Yes, the gravity of human life unfolds all around us, and we nurses know what to do. We’re generally take-action kinds of people, and we reach out our hands to others in situations when the rest of humanity might shy away. Blood, guts, feces, urine, vomit, and afterbirth? We’re right there. Maggot-infested wounds and gangrenous battlefield stumps? Sign us up. The suffering of children, the elderly, and the disabled? We’re ready to pitch in. Our hands have seen it all, and we’re ready for more.
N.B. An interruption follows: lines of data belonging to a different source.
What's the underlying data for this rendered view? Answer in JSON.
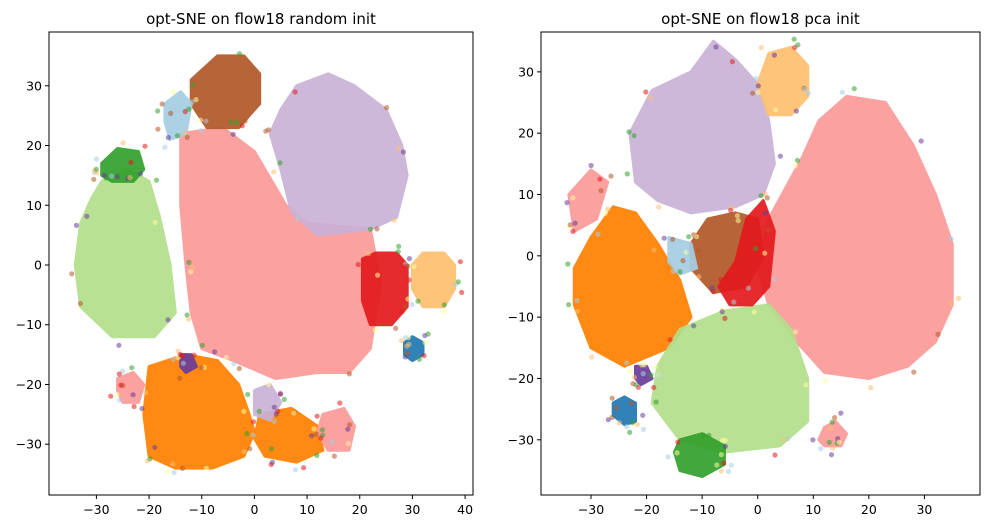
{
  "chart_data": [
    {
      "type": "scatter",
      "title": "opt-SNE on flow18 random init",
      "xlim": [
        -39,
        41.5
      ],
      "ylim": [
        -38.5,
        39
      ],
      "xticks": [
        -30,
        -20,
        -10,
        0,
        10,
        20,
        30,
        40
      ],
      "yticks": [
        -30,
        -20,
        -10,
        0,
        10,
        20,
        30
      ],
      "xtick_labels": [
        "−30",
        "−20",
        "−10",
        "0",
        "10",
        "20",
        "30",
        "40"
      ],
      "ytick_labels": [
        "−30",
        "−20",
        "−10",
        "0",
        "10",
        "20",
        "30"
      ],
      "grid": false,
      "clusters": [
        {
          "color": "#fb9a99",
          "polygon": [
            [
              -14,
              22
            ],
            [
              -6,
              23
            ],
            [
              0,
              19
            ],
            [
              6,
              10
            ],
            [
              10,
              7
            ],
            [
              22,
              6
            ],
            [
              24,
              -3
            ],
            [
              22,
              -14
            ],
            [
              18,
              -18
            ],
            [
              12,
              -18
            ],
            [
              4,
              -19
            ],
            [
              -4,
              -16
            ],
            [
              -10,
              -14
            ],
            [
              -12,
              -8
            ],
            [
              -13,
              0
            ],
            [
              -14,
              10
            ]
          ]
        },
        {
          "color": "#cab2d6",
          "polygon": [
            [
              5,
              26
            ],
            [
              8,
              30
            ],
            [
              14,
              32
            ],
            [
              19,
              30
            ],
            [
              25,
              26
            ],
            [
              28,
              20
            ],
            [
              29,
              15
            ],
            [
              27,
              8
            ],
            [
              22,
              6
            ],
            [
              12,
              5
            ],
            [
              7,
              9
            ],
            [
              5,
              16
            ],
            [
              3,
              22
            ]
          ]
        },
        {
          "color": "#b2df8a",
          "polygon": [
            [
              -29,
              14
            ],
            [
              -24,
              16
            ],
            [
              -20,
              14
            ],
            [
              -18,
              8
            ],
            [
              -16,
              0
            ],
            [
              -15,
              -8
            ],
            [
              -19,
              -12
            ],
            [
              -27,
              -12
            ],
            [
              -33,
              -7
            ],
            [
              -34,
              0
            ],
            [
              -33,
              7
            ],
            [
              -31,
              11
            ]
          ]
        },
        {
          "color": "#ff7f00",
          "polygon": [
            [
              -20,
              -17
            ],
            [
              -13,
              -15
            ],
            [
              -7,
              -16
            ],
            [
              -3,
              -20
            ],
            [
              -1,
              -25
            ],
            [
              0,
              -28
            ],
            [
              -2,
              -32
            ],
            [
              -8,
              -34
            ],
            [
              -15,
              -34
            ],
            [
              -20,
              -32
            ],
            [
              -21,
              -25
            ]
          ]
        },
        {
          "color": "#ff7f00",
          "polygon": [
            [
              1,
              -25
            ],
            [
              7,
              -24
            ],
            [
              12,
              -27
            ],
            [
              13,
              -31
            ],
            [
              8,
              -33
            ],
            [
              2,
              -32
            ],
            [
              0,
              -29
            ]
          ]
        },
        {
          "color": "#cab2d6",
          "polygon": [
            [
              0,
              -21
            ],
            [
              3,
              -20
            ],
            [
              5,
              -23
            ],
            [
              3,
              -26
            ],
            [
              0,
              -25
            ]
          ]
        },
        {
          "color": "#fb9a99",
          "polygon": [
            [
              13,
              -25
            ],
            [
              17,
              -24
            ],
            [
              19,
              -27
            ],
            [
              18,
              -31
            ],
            [
              14,
              -31
            ],
            [
              12,
              -28
            ]
          ]
        },
        {
          "color": "#b15928",
          "polygon": [
            [
              -12,
              31
            ],
            [
              -7,
              35
            ],
            [
              -2,
              35
            ],
            [
              1,
              32
            ],
            [
              1,
              27
            ],
            [
              -3,
              23
            ],
            [
              -9,
              23
            ],
            [
              -12,
              27
            ]
          ]
        },
        {
          "color": "#a6cee3",
          "polygon": [
            [
              -17,
              27
            ],
            [
              -14,
              29
            ],
            [
              -12,
              27
            ],
            [
              -13,
              22
            ],
            [
              -16,
              21
            ],
            [
              -17,
              24
            ]
          ]
        },
        {
          "color": "#33a02c",
          "polygon": [
            [
              -29,
              17
            ],
            [
              -26,
              19.5
            ],
            [
              -22,
              19
            ],
            [
              -21,
              16
            ],
            [
              -23,
              14
            ],
            [
              -27,
              14
            ],
            [
              -29,
              15
            ]
          ]
        },
        {
          "color": "#e31a1c",
          "polygon": [
            [
              20.5,
              1
            ],
            [
              23,
              2
            ],
            [
              27,
              2
            ],
            [
              29,
              0
            ],
            [
              29,
              -7
            ],
            [
              26,
              -10
            ],
            [
              22,
              -10
            ],
            [
              20.5,
              -6
            ]
          ]
        },
        {
          "color": "#fdbf6f",
          "polygon": [
            [
              30,
              0
            ],
            [
              32,
              2
            ],
            [
              36,
              2
            ],
            [
              38,
              0
            ],
            [
              38,
              -4
            ],
            [
              36,
              -7
            ],
            [
              32,
              -7
            ],
            [
              30,
              -4
            ]
          ]
        },
        {
          "color": "#1f78b4",
          "polygon": [
            [
              28.5,
              -13
            ],
            [
              30,
              -12
            ],
            [
              32,
              -13
            ],
            [
              32,
              -15
            ],
            [
              30,
              -16
            ],
            [
              28.5,
              -15
            ]
          ]
        },
        {
          "color": "#fb9a99",
          "polygon": [
            [
              -26,
              -19
            ],
            [
              -23,
              -18
            ],
            [
              -21,
              -20
            ],
            [
              -22,
              -23
            ],
            [
              -25,
              -23
            ],
            [
              -26,
              -21
            ]
          ]
        },
        {
          "color": "#6a3d9a",
          "polygon": [
            [
              -14,
              -15
            ],
            [
              -12,
              -15
            ],
            [
              -11,
              -17
            ],
            [
              -13,
              -18
            ],
            [
              -14,
              -17
            ]
          ]
        }
      ]
    },
    {
      "type": "scatter",
      "title": "opt-SNE on flow18 pca init",
      "xlim": [
        -39,
        40
      ],
      "ylim": [
        -39,
        36.5
      ],
      "xticks": [
        -30,
        -20,
        -10,
        0,
        10,
        20,
        30
      ],
      "yticks": [
        -30,
        -20,
        -10,
        0,
        10,
        20,
        30
      ],
      "xtick_labels": [
        "−30",
        "−20",
        "−10",
        "0",
        "10",
        "20",
        "30"
      ],
      "ytick_labels": [
        "−30",
        "−20",
        "−10",
        "0",
        "10",
        "20",
        "30"
      ],
      "grid": false,
      "clusters": [
        {
          "color": "#fb9a99",
          "polygon": [
            [
              2,
              6
            ],
            [
              8,
              16
            ],
            [
              11,
              22
            ],
            [
              16,
              26
            ],
            [
              23,
              25
            ],
            [
              28,
              18
            ],
            [
              32,
              10
            ],
            [
              35,
              2
            ],
            [
              35,
              -8
            ],
            [
              32,
              -14
            ],
            [
              27,
              -18
            ],
            [
              20,
              -20
            ],
            [
              12,
              -19
            ],
            [
              7,
              -14
            ],
            [
              2,
              -8
            ],
            [
              0,
              -2
            ]
          ]
        },
        {
          "color": "#cab2d6",
          "polygon": [
            [
              -23,
              20
            ],
            [
              -19,
              27
            ],
            [
              -12,
              30
            ],
            [
              -8,
              35
            ],
            [
              -4,
              32
            ],
            [
              0,
              28
            ],
            [
              2,
              22
            ],
            [
              3,
              15
            ],
            [
              1,
              10
            ],
            [
              -4,
              8
            ],
            [
              -12,
              7
            ],
            [
              -18,
              9
            ],
            [
              -22,
              12
            ]
          ]
        },
        {
          "color": "#ff7f00",
          "polygon": [
            [
              -33,
              -2
            ],
            [
              -30,
              3
            ],
            [
              -26,
              8
            ],
            [
              -22,
              7
            ],
            [
              -18,
              2
            ],
            [
              -14,
              -4
            ],
            [
              -12,
              -10
            ],
            [
              -16,
              -15
            ],
            [
              -24,
              -18
            ],
            [
              -30,
              -15
            ],
            [
              -33,
              -8
            ]
          ]
        },
        {
          "color": "#b2df8a",
          "polygon": [
            [
              -18,
              -18
            ],
            [
              -14,
              -12
            ],
            [
              -6,
              -9
            ],
            [
              2,
              -8
            ],
            [
              6,
              -12
            ],
            [
              9,
              -20
            ],
            [
              9,
              -27
            ],
            [
              4,
              -31
            ],
            [
              -6,
              -32
            ],
            [
              -14,
              -30
            ],
            [
              -19,
              -24
            ]
          ]
        },
        {
          "color": "#b15928",
          "polygon": [
            [
              -12,
              2
            ],
            [
              -9,
              6
            ],
            [
              -4,
              7
            ],
            [
              0,
              6
            ],
            [
              1,
              0
            ],
            [
              -2,
              -5
            ],
            [
              -8,
              -6
            ],
            [
              -12,
              -2
            ]
          ]
        },
        {
          "color": "#e31a1c",
          "polygon": [
            [
              -7,
              -5
            ],
            [
              -4,
              -1
            ],
            [
              -2,
              6
            ],
            [
              1,
              9
            ],
            [
              3,
              4
            ],
            [
              2,
              -5
            ],
            [
              -1,
              -8
            ],
            [
              -5,
              -8
            ]
          ]
        },
        {
          "color": "#a6cee3",
          "polygon": [
            [
              -16,
              3
            ],
            [
              -12,
              2
            ],
            [
              -11,
              -2
            ],
            [
              -14,
              -3
            ],
            [
              -16,
              -1
            ]
          ]
        },
        {
          "color": "#fdbf6f",
          "polygon": [
            [
              0,
              28
            ],
            [
              2,
              33
            ],
            [
              6,
              34
            ],
            [
              9,
              31
            ],
            [
              9,
              26
            ],
            [
              6,
              23
            ],
            [
              2,
              23
            ]
          ]
        },
        {
          "color": "#fb9a99",
          "polygon": [
            [
              -34,
              10
            ],
            [
              -30,
              14
            ],
            [
              -27,
              12
            ],
            [
              -29,
              6
            ],
            [
              -33,
              4
            ]
          ]
        },
        {
          "color": "#33a02c",
          "polygon": [
            [
              -14,
              -30
            ],
            [
              -10,
              -29
            ],
            [
              -6,
              -31
            ],
            [
              -6,
              -34
            ],
            [
              -10,
              -36
            ],
            [
              -14,
              -35
            ],
            [
              -15,
              -32
            ]
          ]
        },
        {
          "color": "#1f78b4",
          "polygon": [
            [
              -26,
              -24
            ],
            [
              -24,
              -23
            ],
            [
              -22,
              -24
            ],
            [
              -22,
              -27
            ],
            [
              -24,
              -27.5
            ],
            [
              -26,
              -26
            ]
          ]
        },
        {
          "color": "#6a3d9a",
          "polygon": [
            [
              -22,
              -18
            ],
            [
              -20,
              -18
            ],
            [
              -19,
              -20
            ],
            [
              -21,
              -21
            ],
            [
              -22,
              -20
            ]
          ]
        },
        {
          "color": "#fb9a99",
          "polygon": [
            [
              12,
              -28
            ],
            [
              14,
              -27
            ],
            [
              16,
              -29
            ],
            [
              15,
              -31
            ],
            [
              12,
              -31
            ],
            [
              11,
              -30
            ]
          ]
        }
      ]
    }
  ]
}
Nurses reach out their hands over and over. Our presence is ubiquitous and universal. We show up. We give. We give again. And we provide some more. No matter how deep the wound, acute the suffering, or how fresh the pain and grief are, a nurse’s hands are ready to be a reservoir for others’ tears.

We’re not heroes or superhumans, and we’re certainly not angels in scrubs. We’re human beings and fallible and flawed like all the rest. But we’re also not afraid to show up. And our hands are there when others’ hands may falter. That’s what makes us nurses, and always will.